Des autochtones craignent pour leurs langues

Le gouvernement fédéral se targue de bonifier le système d’éducation autochtone au pays, tout en laissant les communautés gérer leurs écoles et ce qui s’y enseigne. Mais certains chefs autochtones rétorquent qu’Ottawa, avec sa réforme présentée jeudi, leur retire au contraire la scolarisation de leurs enfants et menace au passage la survie de leurs langues.
Ottawa a pour objectif — avec sa Loi sur le contrôle par les Premières Nations de leur système d’éducation — d’assurer que les élèves fréquentant une école dans une réserve puissent poursuivre leur scolarisation dans une école provinciale ou obtenir un diplôme qui soit reconnu par les normes des provinces. À compter de 2016, les Premières Nations devront garantir l’accès à l’école pour tous les enfants, enseigner un programme reconnu et équivalent à celui des écoles provinciales, compter des enseignants certifiés et offrir un nombre minimum d’heures de cours.
« Notre gouvernement sait à quel point une bonne éducation peut changer une vie », a fait valoir le ministre des Affaires autochtones, Bernard Valcourt, jeudi.
Mais les chefs autochtones ne sont pas ravis de la proposition fédérale. Notamment du fait que le projet de loi impose « le français ou l’anglais comme langue d’enseignement ». L’école pourra offrir un programme d’immersion dans « une langue des Premières Nations », mais les élèves devront être capables de passer au système d’éducation provincial — et donc d’y suivre leurs cours dans l’une des deux langues officielles.
La chef de Kahnawake, Gina Deer, parle peu sa langue, mais ses deux filles l’ont apprise dans un programme d’immersion mohawk. « Ce gouvernement menace cela, s’est-elle inquiétée. Ils vont venir et perturber tout ce qu’on a mis en place […] Kahnawake a ses propres normes et cela fonctionne. » Ses filles ont fréquenté l’école de la réserve avant de s’inscrire au cégep provincial.
Le chef national de l’Assemblée des Premières Nations (APN), Shawn Atleo, estime qu’Ottawa semble offrir « une reconnaissance initiale au fait que les langues des Premières Nations doivent être respectées et se retrouver dans l’éducation » des enfants.
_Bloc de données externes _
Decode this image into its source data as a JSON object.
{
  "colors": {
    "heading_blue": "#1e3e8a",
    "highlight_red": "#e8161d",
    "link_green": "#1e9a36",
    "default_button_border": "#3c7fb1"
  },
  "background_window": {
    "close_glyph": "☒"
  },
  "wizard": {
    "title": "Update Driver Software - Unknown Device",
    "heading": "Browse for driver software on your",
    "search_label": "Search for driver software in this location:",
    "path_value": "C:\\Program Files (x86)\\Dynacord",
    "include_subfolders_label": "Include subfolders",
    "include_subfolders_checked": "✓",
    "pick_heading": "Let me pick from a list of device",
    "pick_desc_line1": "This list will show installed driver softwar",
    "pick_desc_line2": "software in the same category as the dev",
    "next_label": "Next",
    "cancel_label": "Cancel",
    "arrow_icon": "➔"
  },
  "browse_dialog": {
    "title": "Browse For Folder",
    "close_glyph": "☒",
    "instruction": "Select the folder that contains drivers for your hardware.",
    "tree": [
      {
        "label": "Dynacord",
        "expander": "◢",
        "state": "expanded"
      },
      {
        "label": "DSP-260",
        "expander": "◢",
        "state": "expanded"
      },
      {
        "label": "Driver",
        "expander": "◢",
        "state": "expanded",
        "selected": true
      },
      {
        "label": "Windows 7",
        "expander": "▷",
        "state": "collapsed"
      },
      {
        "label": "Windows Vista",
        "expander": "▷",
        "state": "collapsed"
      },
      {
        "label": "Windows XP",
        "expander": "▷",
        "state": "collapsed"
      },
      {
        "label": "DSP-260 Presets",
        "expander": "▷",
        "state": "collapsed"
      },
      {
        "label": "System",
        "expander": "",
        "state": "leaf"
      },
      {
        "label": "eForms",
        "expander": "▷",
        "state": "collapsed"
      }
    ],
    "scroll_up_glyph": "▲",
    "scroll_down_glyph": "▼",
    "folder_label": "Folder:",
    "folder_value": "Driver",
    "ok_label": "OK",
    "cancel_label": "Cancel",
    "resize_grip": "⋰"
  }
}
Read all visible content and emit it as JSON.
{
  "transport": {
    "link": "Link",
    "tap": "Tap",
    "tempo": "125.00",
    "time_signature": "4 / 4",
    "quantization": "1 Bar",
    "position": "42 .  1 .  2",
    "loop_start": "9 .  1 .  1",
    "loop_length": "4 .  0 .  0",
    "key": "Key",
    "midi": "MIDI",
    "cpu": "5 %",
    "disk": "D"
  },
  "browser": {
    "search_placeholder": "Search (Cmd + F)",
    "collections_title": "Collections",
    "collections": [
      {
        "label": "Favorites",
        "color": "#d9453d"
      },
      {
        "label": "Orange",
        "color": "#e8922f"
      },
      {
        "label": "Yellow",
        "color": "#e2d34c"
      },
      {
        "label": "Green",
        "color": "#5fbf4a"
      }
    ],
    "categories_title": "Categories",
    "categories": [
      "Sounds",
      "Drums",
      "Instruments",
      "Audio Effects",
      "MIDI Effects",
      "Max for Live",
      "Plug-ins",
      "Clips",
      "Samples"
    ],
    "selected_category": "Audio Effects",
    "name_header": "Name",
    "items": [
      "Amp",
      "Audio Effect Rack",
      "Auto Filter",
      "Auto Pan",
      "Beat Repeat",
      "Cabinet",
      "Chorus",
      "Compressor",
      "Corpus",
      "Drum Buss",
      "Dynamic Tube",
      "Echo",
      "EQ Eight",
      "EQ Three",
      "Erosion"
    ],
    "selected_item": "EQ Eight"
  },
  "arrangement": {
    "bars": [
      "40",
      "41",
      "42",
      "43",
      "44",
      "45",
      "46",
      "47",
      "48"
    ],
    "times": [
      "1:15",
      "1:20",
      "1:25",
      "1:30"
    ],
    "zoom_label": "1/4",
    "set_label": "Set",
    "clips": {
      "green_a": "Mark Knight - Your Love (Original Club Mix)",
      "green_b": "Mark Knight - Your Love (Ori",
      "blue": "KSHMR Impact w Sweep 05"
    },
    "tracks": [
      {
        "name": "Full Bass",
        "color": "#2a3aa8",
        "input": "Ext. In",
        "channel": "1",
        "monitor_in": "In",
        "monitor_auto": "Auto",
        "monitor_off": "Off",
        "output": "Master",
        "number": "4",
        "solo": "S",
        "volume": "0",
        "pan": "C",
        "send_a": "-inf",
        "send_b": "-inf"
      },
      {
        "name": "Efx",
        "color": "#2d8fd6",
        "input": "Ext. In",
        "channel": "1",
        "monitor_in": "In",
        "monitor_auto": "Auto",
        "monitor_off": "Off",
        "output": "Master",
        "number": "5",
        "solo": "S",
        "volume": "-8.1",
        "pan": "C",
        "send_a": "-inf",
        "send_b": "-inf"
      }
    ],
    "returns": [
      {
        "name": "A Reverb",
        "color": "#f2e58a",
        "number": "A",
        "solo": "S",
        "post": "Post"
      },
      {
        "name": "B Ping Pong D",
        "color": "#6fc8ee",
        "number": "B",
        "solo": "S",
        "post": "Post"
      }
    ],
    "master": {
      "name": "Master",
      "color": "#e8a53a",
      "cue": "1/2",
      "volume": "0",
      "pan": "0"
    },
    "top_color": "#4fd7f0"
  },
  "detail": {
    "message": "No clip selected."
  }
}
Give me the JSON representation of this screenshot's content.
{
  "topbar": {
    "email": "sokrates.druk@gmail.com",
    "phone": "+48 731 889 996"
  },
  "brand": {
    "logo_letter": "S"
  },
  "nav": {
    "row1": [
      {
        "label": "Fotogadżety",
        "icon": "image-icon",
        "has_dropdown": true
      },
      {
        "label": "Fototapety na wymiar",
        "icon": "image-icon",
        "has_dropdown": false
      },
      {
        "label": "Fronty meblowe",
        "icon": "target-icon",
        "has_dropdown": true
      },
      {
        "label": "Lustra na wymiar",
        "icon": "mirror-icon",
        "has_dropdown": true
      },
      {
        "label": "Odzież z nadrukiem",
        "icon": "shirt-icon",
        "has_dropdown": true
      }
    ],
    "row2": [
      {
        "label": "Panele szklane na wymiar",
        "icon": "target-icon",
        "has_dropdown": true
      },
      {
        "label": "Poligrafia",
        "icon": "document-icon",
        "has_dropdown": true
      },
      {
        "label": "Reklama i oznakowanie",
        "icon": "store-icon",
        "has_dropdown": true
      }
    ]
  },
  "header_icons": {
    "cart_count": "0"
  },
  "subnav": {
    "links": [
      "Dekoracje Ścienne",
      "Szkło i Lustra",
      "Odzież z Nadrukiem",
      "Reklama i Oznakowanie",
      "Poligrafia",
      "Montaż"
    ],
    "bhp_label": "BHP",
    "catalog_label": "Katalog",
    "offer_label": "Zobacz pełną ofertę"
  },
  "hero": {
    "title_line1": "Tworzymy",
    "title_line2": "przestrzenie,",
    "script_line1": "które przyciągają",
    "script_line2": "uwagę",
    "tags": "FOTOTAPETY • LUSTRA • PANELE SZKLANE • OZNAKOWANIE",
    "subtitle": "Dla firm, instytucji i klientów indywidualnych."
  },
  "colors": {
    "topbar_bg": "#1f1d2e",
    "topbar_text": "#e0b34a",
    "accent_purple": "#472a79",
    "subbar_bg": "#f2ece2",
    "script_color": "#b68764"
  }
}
Mais il faudra voir les détails, lorsqu’ils seront rédigés par Ottawa.
Car le sort des langues autochtones est une des conséquences des pensionnats indiens, où les enfants autochtones étaient forcés d’abandonner la leur, a relaté M. Atleo. Sa propre langue risque de disparaître, dit-il, tout comme 50 autres sur les 52 parlées au Canada.
Qui a le contrôle ?
L’APN en est encore à étudier le projet de loi C-33, mais M. Atleo prévient qu’elle voudra s’assurer que les communautés gardent « un réel contrôle » sur leurs écoles.
La chef Deer n’y croit pas. « Ils s’ingèrent dans nos affaires », a-t-elle reproché, en réclamant plutôt plus de financement.
Les chefs s’inquiètent d’un comité mixte — dont les membres seront nommés par le gouvernement, la moitié après une consultation avec l’APN. Le comité surveillera la performance des écoles et pourra recommander au ministre d’intervenir, en envoyant un gestionnaire superviser l’établissement.
Le ministre Valcourt s’est défendu de garder la mainmise, arguant qu’il ne pourrait prendre de décision sans consulter le comité.
Contesté au Québec
L’Assemblée des premières nations du Québec et du Labrador conteste la réforme en Cour fédérale, arguant qu’Ottawa n’a pas respecté son obligation constitutionnelle de les consulter. Néanmoins, la loi s’appliquera partout au Canada, a tranché le ministère.
Le chef, Ghislain Picard, savait que l’APNQL y serait soumise. Croire le contraire, « ça aurait été illusoire ».
En réponse aux procédures judiciaires de l’APNQL, le ministre Valcourt a invité les chefs à lire le projet de loi. Il estime « qu’ils auront la chance de voir que ça améliore de beaucoup la situation actuelle, qu’ils vont vouloir en prendre avantage ».